As celeumas em torno de questões tratadas agora no âmbito dessas ações põem em risco a própria viabilidade dos mais diversos processos de regionalização em curso no Brasil. Afinal, o que hoje se discute na ADPF no Supremo é se as decisões administrativas do conselho metropolitano ou da unidade regional são válidas. É exatamente este o caso de Maceió. A entidade metropolitana da capital alagoana discutiu amplamente e deliberou sobre as questões relacionadas à concessão privada de serviços de saneamento básico. E mesmo depois de finalizado o processo de leilão e de ter o contrato assinado, o caso continua sob litígio.

Essas provocações acarretam consequências para setores que necessitam de um arcabouço regulatório bem fundamentado e estável, como é o caso do saneamento.

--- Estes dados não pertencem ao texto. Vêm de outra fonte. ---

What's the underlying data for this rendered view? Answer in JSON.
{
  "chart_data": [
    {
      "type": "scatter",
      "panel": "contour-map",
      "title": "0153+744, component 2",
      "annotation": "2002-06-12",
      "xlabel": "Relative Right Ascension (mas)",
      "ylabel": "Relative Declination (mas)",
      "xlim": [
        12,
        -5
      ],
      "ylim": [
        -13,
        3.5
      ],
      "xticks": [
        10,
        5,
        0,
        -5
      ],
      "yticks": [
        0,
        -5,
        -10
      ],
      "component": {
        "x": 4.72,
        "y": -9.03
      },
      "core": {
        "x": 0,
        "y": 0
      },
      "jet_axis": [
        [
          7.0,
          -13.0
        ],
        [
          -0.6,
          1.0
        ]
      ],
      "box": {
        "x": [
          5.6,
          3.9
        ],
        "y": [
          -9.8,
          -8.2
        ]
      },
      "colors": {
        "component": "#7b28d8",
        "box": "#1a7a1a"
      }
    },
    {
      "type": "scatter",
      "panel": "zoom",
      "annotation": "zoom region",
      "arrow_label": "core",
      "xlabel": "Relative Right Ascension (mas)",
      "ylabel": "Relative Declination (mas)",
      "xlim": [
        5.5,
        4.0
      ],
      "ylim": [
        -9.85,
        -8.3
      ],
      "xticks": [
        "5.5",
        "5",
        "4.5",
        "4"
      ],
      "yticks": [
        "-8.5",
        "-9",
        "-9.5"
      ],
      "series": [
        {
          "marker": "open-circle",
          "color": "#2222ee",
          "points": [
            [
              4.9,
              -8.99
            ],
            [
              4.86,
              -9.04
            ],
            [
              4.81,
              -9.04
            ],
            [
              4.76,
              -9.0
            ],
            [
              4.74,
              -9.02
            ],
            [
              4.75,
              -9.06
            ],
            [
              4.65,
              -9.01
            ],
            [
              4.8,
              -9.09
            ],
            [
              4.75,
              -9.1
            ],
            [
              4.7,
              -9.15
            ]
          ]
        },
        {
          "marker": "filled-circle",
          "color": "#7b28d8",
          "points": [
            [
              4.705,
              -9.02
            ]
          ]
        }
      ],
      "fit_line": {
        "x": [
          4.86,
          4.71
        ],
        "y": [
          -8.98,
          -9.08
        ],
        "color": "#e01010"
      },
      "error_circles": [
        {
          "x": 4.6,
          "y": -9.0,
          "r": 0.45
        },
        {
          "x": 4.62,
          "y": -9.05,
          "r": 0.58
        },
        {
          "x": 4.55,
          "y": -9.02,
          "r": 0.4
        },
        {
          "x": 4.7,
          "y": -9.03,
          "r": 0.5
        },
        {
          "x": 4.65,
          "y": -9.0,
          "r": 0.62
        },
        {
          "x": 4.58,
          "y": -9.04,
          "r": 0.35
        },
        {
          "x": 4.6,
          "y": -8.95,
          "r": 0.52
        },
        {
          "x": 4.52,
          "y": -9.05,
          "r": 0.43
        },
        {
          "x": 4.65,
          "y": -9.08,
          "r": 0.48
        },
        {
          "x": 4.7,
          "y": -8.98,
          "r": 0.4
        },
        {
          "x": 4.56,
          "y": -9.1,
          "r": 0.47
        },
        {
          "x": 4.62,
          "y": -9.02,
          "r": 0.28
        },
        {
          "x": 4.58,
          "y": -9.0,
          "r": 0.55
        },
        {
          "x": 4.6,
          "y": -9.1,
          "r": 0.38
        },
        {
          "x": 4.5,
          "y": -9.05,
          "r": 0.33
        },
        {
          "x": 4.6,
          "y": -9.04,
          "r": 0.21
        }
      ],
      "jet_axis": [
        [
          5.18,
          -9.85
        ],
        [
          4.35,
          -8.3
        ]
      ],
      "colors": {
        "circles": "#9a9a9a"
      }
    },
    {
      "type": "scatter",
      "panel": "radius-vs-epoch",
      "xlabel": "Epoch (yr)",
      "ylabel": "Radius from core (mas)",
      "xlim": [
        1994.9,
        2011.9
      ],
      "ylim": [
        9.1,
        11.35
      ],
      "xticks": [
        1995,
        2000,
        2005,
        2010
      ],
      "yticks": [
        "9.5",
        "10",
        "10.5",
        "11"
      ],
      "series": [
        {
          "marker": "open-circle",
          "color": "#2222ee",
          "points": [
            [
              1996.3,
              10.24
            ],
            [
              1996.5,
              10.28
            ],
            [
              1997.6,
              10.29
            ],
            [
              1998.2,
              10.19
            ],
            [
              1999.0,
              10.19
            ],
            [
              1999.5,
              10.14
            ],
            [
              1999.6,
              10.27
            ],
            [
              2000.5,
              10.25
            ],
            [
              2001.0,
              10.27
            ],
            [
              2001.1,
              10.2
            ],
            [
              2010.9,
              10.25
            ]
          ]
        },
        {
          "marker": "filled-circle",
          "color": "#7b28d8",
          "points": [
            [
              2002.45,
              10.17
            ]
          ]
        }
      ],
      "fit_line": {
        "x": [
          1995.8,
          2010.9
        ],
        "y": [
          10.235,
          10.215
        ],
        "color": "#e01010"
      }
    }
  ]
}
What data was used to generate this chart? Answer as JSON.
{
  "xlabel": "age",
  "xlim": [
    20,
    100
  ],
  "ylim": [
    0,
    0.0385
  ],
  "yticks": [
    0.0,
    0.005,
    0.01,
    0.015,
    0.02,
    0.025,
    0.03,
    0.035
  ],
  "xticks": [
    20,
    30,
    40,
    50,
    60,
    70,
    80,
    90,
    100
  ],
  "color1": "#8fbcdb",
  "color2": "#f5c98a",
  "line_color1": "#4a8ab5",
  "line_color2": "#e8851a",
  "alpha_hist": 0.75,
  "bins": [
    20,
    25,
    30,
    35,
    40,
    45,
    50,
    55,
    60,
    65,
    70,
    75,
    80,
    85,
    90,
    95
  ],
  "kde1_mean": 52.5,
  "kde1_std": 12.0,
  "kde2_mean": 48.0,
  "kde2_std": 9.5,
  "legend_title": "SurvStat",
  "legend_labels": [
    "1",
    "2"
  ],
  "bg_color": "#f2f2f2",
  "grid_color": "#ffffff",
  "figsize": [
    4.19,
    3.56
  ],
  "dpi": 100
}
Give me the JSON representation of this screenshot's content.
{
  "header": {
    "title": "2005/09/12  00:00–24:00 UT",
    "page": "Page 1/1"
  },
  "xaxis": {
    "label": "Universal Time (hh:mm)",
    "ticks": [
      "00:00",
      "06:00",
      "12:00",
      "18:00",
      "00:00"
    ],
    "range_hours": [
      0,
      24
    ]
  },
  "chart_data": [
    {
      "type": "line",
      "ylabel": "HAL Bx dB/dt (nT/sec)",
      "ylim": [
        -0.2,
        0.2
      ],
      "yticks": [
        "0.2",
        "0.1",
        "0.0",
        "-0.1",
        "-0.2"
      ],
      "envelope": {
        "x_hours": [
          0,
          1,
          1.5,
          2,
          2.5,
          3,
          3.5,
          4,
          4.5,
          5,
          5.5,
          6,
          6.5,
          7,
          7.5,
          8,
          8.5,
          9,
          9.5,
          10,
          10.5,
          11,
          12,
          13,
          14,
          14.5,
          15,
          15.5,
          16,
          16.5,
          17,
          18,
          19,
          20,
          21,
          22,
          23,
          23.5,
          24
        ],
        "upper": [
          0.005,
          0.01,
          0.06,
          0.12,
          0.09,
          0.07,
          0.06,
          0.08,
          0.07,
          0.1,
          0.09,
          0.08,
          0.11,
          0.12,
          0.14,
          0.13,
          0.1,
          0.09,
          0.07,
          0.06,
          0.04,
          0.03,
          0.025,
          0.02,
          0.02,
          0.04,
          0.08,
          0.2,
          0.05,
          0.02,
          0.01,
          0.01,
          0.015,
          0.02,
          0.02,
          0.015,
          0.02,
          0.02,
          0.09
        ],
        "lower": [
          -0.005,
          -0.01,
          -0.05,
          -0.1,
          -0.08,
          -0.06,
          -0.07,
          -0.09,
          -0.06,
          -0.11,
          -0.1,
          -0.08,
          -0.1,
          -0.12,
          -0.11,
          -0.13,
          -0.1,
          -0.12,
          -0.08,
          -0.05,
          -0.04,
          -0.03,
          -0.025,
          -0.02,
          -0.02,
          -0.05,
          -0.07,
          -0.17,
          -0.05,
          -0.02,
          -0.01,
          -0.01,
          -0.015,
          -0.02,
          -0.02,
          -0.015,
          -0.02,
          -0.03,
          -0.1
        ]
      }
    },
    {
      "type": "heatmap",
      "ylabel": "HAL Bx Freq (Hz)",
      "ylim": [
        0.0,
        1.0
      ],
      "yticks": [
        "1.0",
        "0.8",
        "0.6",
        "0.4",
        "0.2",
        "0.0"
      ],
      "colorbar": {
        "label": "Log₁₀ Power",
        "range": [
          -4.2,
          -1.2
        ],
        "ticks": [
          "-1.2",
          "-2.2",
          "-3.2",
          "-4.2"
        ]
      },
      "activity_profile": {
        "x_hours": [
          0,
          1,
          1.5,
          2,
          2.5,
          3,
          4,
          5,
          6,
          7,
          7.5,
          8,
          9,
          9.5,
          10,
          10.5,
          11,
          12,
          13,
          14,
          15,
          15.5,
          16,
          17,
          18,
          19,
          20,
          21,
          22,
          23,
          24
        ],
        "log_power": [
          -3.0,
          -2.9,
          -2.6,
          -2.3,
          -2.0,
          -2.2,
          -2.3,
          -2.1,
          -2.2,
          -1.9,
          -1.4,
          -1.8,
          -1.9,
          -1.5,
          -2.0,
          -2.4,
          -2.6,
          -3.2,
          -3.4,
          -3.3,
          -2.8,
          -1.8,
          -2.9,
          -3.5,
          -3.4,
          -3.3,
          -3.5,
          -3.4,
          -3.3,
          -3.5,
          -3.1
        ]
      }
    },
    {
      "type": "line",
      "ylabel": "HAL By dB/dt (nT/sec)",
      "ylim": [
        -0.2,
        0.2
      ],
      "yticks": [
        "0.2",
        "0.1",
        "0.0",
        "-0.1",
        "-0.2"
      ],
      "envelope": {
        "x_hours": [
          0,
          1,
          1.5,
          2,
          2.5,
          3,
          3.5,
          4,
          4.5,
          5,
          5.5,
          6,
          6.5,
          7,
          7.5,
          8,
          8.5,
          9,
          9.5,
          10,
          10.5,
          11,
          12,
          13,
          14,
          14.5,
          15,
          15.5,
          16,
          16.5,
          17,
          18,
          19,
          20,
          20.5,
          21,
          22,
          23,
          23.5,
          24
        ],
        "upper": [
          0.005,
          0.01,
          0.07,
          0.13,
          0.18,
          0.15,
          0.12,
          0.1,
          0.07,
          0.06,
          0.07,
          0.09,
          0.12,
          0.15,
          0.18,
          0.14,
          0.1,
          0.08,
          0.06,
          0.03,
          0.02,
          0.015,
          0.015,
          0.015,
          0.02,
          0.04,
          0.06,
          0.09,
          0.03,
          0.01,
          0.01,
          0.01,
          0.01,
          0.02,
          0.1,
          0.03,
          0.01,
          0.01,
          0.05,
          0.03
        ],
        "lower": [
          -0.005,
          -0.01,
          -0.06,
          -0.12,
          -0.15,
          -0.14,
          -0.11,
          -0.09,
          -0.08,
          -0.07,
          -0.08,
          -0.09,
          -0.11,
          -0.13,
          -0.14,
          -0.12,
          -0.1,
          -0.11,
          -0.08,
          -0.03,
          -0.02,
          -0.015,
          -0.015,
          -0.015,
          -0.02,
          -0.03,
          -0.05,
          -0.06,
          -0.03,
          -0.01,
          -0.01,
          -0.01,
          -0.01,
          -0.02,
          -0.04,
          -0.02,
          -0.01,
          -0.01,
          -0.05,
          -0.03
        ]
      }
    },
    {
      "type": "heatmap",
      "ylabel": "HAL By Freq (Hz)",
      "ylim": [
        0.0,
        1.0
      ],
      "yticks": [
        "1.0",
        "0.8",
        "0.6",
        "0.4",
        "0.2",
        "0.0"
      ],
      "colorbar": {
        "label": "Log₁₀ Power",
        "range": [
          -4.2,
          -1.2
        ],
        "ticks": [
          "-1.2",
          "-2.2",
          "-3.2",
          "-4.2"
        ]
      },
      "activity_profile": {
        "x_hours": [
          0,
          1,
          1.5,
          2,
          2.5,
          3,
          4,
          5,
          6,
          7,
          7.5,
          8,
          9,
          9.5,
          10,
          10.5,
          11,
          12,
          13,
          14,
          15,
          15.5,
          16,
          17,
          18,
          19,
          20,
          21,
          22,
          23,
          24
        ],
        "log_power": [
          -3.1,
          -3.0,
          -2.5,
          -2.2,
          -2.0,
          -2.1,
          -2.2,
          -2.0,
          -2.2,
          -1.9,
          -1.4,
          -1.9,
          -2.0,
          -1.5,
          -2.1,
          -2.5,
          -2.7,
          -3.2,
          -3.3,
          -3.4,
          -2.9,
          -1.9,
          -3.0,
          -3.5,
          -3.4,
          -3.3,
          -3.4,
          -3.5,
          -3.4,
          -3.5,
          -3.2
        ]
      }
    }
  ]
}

Caso contrário, impera o desgaste nas relações diretas com os investidores, a ponto de inviabilizar os esforços empregados nos projetos. Imagine-se agora que nos próximos 35 anos (período comum aos contratos de concessão do setor) haverá nove eleições municipais. E se, a cada eventual troca de governo, houver um novo entendimento acerca dos contratos firmados, com ações e recursos em diferentes instâncias jurídicas, em função de meras divergências ou ideologias políticas? Não tenhamos dúvidas de que este risco já está sendo precificado pelos investidores, levando o país a perder duas vezes: na oferta de valores de outorga nos leilões de licitação e também no atraso ou mesmo não realização dos investimentos necessários.

É evidente que há debates necessários para alcançarmos melhorias no quadro regulatório do setor, incluindo normas relacionadas à eventual transferência de contratos. Essas adaptações podem ser feitas, em nome da segurança dos processos de concessão. Mas resgatar questões periféricas ao gosto político em momentos de transição de poder é perverso. Quem perde é a sociedade, já que as querelas políticas impactarão negativamente a meta de universalização da oferta de água tratada e do tratamento de esgoto, na contramão dos parâmetros fixados pelo novo Marco Regulatório do setor.